La proposition que le diable fait à Jésus, troisième tentation, est qu’en tant
que fils de Dieu il fasse de Dieu sa chose. Dieu lui-même est l’objet de cette
troisième tentation, que Jésus surmonte en rappelant que les Saintes Ecritures
ne sont pas un recueil des exigences de Dieu auxquelles tout être humain doit
satisfaire, mais la trace écrite d’une parole qui ne peut être retrouvée que
dans l’exercice de réflexion, d’interprétation, et dans la prière. Le cri de
celui qui croit n’est pas « C’est écrit ! », cri par lequel tout
devient possible, y compris les violences les plus laides accomplies au nom de
Dieu, voire in persona Dei, mais
« Parle Seigneur, ton serviteur écoute. » Et bien, le commandement
par lequel Jésus surmonte la troisième tentation est « Tu ne feras pas de
Dieu ton obligé. »
Est-ce qu’avec ces trois tentations toutes les tentations possibles sont
mentionnées et surmontées ? Reprenons les commandements que nous avons
formulés au fil de notre méditation : tu ne feras pas des choses tes
obligées, tu ne feras pas des humains tes obligés, tu ne feras pas de Dieu ton
obligé. Il semble bien qu’en évoquant successivement les choses, les humains et
Dieu tout soit dit. Une formulation proche pourrait être : tu ne feras pas
des choses tes choses, tu ne feras pas des humains tes choses, tu ne feras pas de
Dieu ta chose. D’autres formulations proches sont encore possibles, mais, d’une
certaine manière, tout est dit. Et ces trois interdits ne sont pas seulement
hiérarchiques ou consécutifs. Ils s’appellent et se tiennent les uns les
autres, noués comme des anneaux borroméens… Et, tous trois ensemble, ils
balisent et délimitent l’espace de l’enseignement oral de Jésus, et ils
baliseront et délimiteront aussi tous ses actes.
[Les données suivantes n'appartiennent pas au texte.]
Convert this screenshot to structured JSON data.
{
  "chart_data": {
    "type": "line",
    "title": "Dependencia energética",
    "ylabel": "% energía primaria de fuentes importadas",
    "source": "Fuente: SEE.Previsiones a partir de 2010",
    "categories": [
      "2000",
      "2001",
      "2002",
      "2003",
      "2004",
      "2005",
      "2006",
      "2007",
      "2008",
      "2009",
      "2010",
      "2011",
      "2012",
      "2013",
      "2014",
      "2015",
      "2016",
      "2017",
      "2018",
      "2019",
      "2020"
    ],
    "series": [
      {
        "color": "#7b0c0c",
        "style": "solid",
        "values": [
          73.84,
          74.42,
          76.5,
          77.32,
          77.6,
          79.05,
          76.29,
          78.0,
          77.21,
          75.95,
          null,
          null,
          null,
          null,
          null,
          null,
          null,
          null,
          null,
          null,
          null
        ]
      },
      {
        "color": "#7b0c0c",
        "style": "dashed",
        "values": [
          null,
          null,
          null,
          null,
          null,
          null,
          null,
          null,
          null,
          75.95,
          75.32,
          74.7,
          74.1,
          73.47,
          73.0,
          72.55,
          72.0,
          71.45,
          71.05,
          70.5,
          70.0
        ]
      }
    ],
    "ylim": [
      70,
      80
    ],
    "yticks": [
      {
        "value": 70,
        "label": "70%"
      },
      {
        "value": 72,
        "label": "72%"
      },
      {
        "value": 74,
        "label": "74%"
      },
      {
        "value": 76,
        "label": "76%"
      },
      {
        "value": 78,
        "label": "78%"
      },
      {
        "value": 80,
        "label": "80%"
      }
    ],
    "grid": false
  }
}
Mais, tout de même, nous aimerions bien avoir
entendu ce tout premier enseignement de Jésus, celui qui fit qu’il fut glorifié
par tous. Nous ne sommes pas pauvres pour autant, puisqu’il nous reste tout
l’évangile de Luc, et les Actes des Apôtres, pour évaluer les dires et les
actes de Jésus et de ses Apôtres à l’aune de ces trois commandements : tu
ne feras pas des choses tes choses, tu ne feras pas des humains tes choses, tu
ne feras pas de Dieu ta chose.
Et puisque nous croyons que l’Esprit Saint est
toujours répandu en abondance, il nous reste à évaluer nos propres actes et nos
propres paroles, et à apprendre à surmonter toutes les tentations possibles.